The MTV / Bournemouth Uni Hashtag Tells Us Social Is About Competing With Everyone
If we think that social media is the main platform for others to engage with us, we’re wrong.
One thing is true when we use the world of social to distribute our message, we are competing for attention against everyone and everything.
This is none more apparent than the current MTV competition with the hashtag #YESPimpMySummerBall. To anyone that is connected to anyone involved with Bournemouth University, it’s going to be a pretty tough March with the reward of a summer ball given to the university with the most hashtags tweeted. As of Friday 7th March, Bournemouth are nearly 50,000 tweets ahead of second place Kent for that elusive MTV summer ball. To those in my local area that means a lot of people are looking at their timelines that is awash with reference to the mentioned hashtag. It’s a bit like the scenes you see on the Boxing Day news, when Selfridges opens it’s doors to the winter sale and the hoards of people panic stricken to run to the nearest clothes rail.
However, I’m not saying this is a bad thing, it just makes me realise that social media represents the head on impact of professional and personal relationships. If we want a safe channel to stick to for the B2B market, then we’d all be on LinkedIn, but while we’re slowly making it work better and the strides it is making with Pulse, Influencers and making SlideShare work smoothly, the majority are still using it as the recruitment and self promotion platform.

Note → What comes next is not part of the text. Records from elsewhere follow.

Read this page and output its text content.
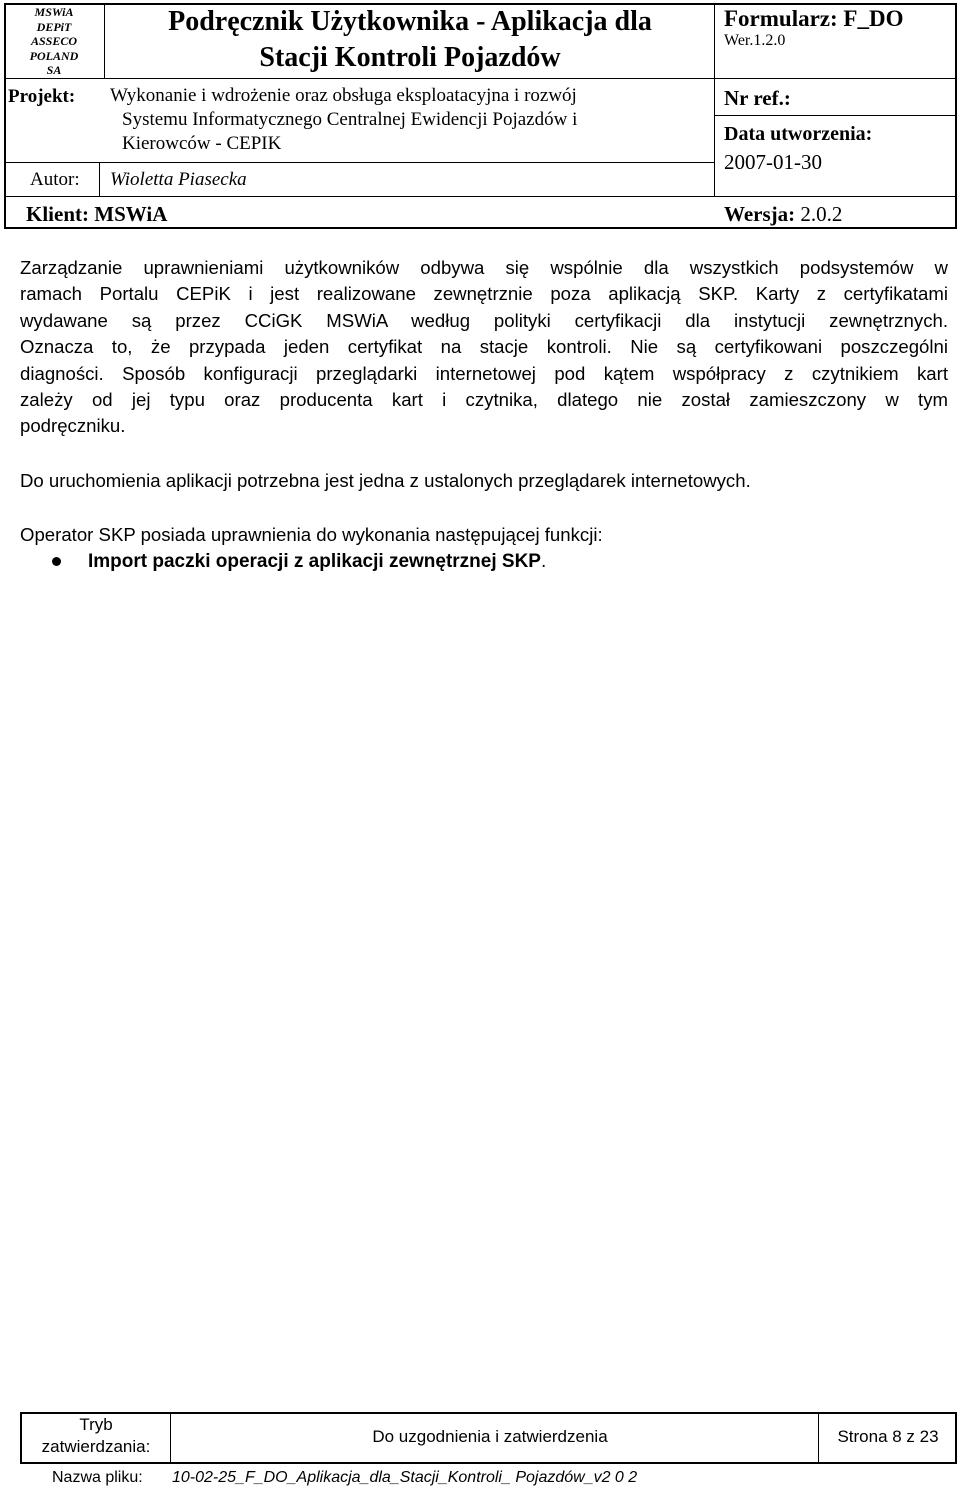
MSWiA
DEPiT
ASSECO
POLAND
SA
Podręcznik Użytkownika - Aplikacja dla
Stacji Kontroli Pojazdów
Formularz: F_DO
Wer.1.2.0
Projekt: Wykonanie i wdrożenie oraz obsługa eksploatacyjna i rozwój
Systemu Informatycznego Centralnej Ewidencji Pojazdów i
Kierowców - CEPIK
Nr ref.:
Data utworzenia:
2007-01-30
Autor: Wioletta Piasecka
Klient: MSWiA	Wersja: 2.0.2
Zarządzanie uprawnieniami użytkowników odbywa się wspólnie dla wszystkich podsystemów w
ramach Portalu CEPiK i jest realizowane zewnętrznie poza aplikacją SKP. Karty z certyfikatami
wydawane są przez CCiGK MSWiA według polityki certyfikacji dla instytucji zewnętrznych.
Oznacza to, że przypada jeden certyfikat na stacje kontroli. Nie są certyfikowani poszczególni
diagności. Sposób konfiguracji przeglądarki internetowej pod kątem współpracy z czytnikiem kart
zależy od jej typu oraz producenta kart i czytnika, dlatego nie został zamieszczony w tym
podręczniku.
Do uruchomienia aplikacji potrzebna jest jedna z ustalonych przeglądarek internetowych.
Operator SKP posiada uprawnienia do wykonania następującej funkcji:
Import paczki operacji z aplikacji zewnętrznej SKP.
Tryb
zatwierdzania:
Do uzgodnienia i zatwierdzenia	Strona 8 z 23
Nazwa pliku: 10-02-25_F_DO_Aplikacja_dla_Stacji_Kontroli_ Pojazdów_v2 0 2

To be heard on the social channels we can either feed it with rubbish content that is not the slightest bit of relevance or we can embrace it and become more useful to others.
Our competition isn’t solely the companies in our respective business sectors we are fully aware of and keep one eye on, but our friends, our family and every other company. This is the bigger world we are competing with for our attention and engagement. We may have a link to encourage people to come to our site but if someone else has beaten us to it with a picture of a man trying to hold the sun between his fingers and failing miserably, then my attention has been diverted to another place.

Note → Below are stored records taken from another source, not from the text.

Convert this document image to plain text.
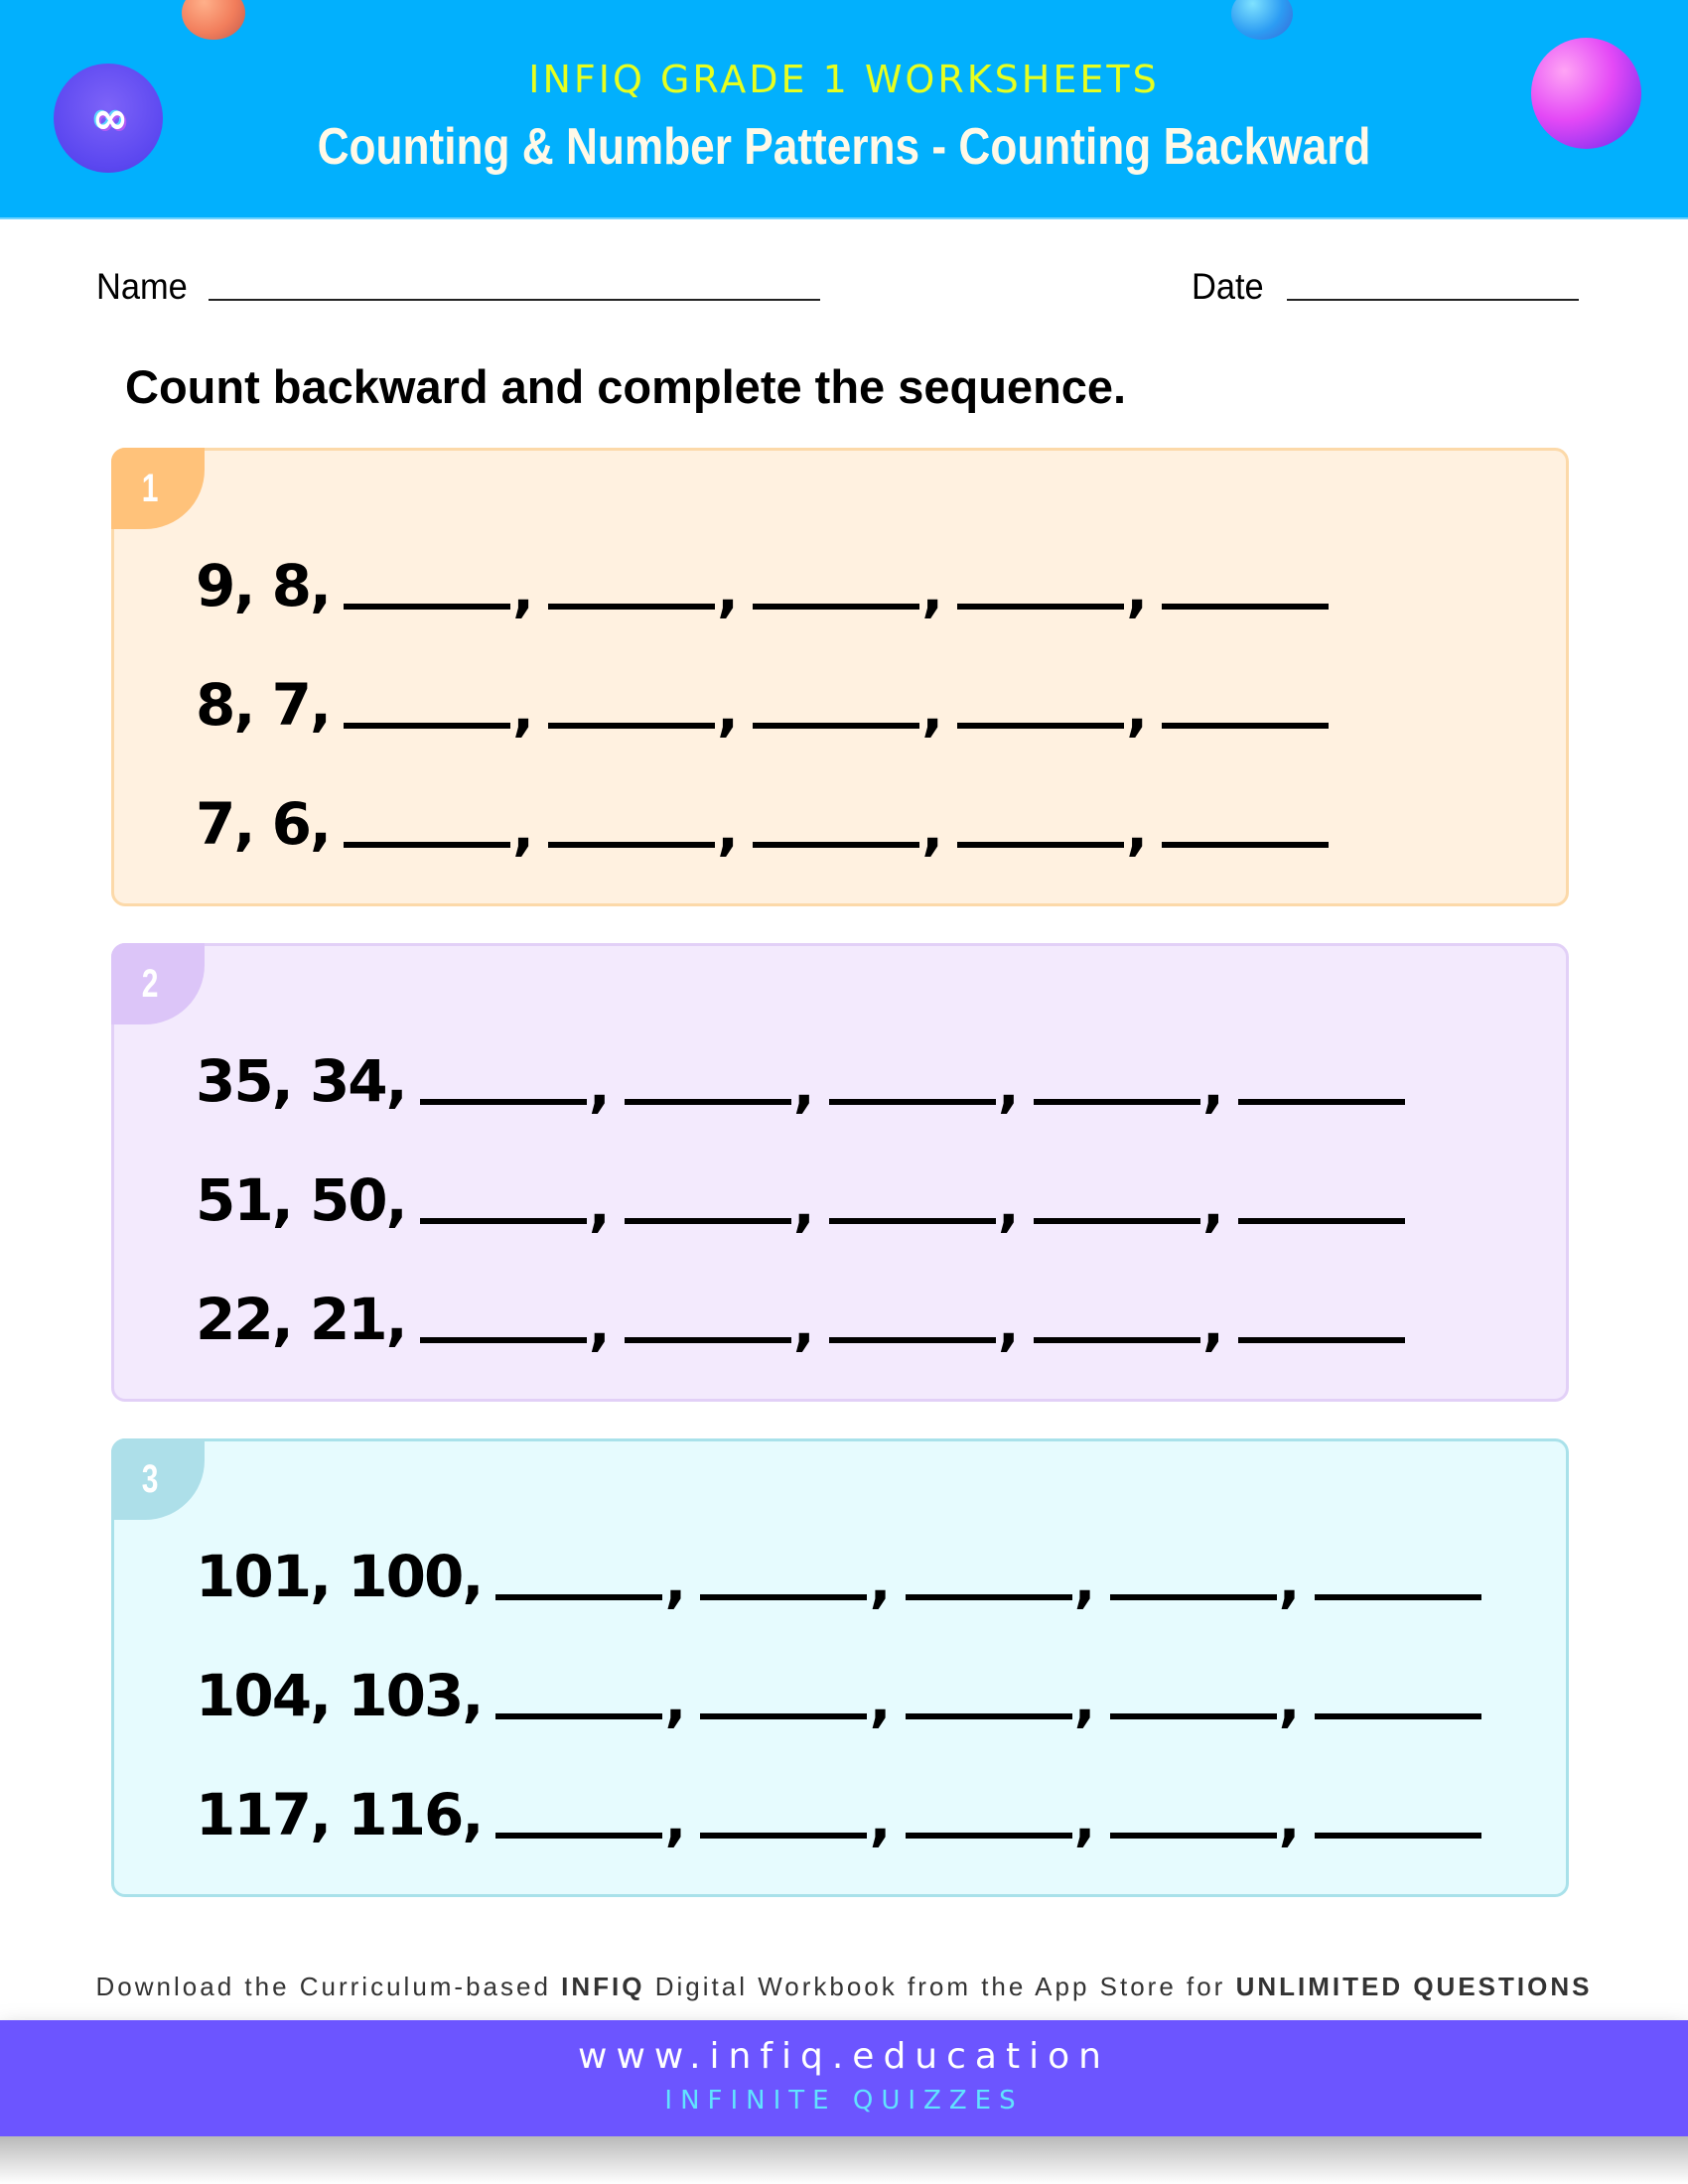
∞
INFIQ GRADE 1 WORKSHEETS
Counting & Number Patterns - Counting Backward
Name	Date
Count backward and complete the sequence.
1
9, 8,	,	,	,	,
8, 7,	,	,	,	,
7, 6,	,	,	,	,
2
35, 34,	,	,	,	,
51, 50,	,	,	,	,
22, 21,	,	,	,	,
3
101, 100,	,	,	,	,
104, 103,	,	,	,	,
117, 116,	,	,	,	,
Download the Curriculum-based INFIQ Digital Workbook from the App Store for UNLIMITED QUESTIONS
www.infiq.education
INFINITE QUIZZES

The only way to keep attention focused on what you say within your 140 characters or timeline, is if the information provided is relevant to your audience and has value to what they do, plus if you can relate to that person as a human being (and not a logo), then the chances of building a dialogue (and creating trust) becomes far more realistic and the opportunity to eventually bring to your platform and subscribe to what you provide (such as newsletter campaigns and information guides).
Authenticity wins and whilst I’m getting used to my Twitter feed filled with winning a summer ball for the next few weeks, it makes me realise that the only way we can rise our heads above the noise is to promote how useful we actually are first, before we state how good our company can be. If we can connect with others, it puts us in a greater place.
Solving problems, finding pain points and helping others is the helicopter rescue rope out of an ocean that is continuously yelling.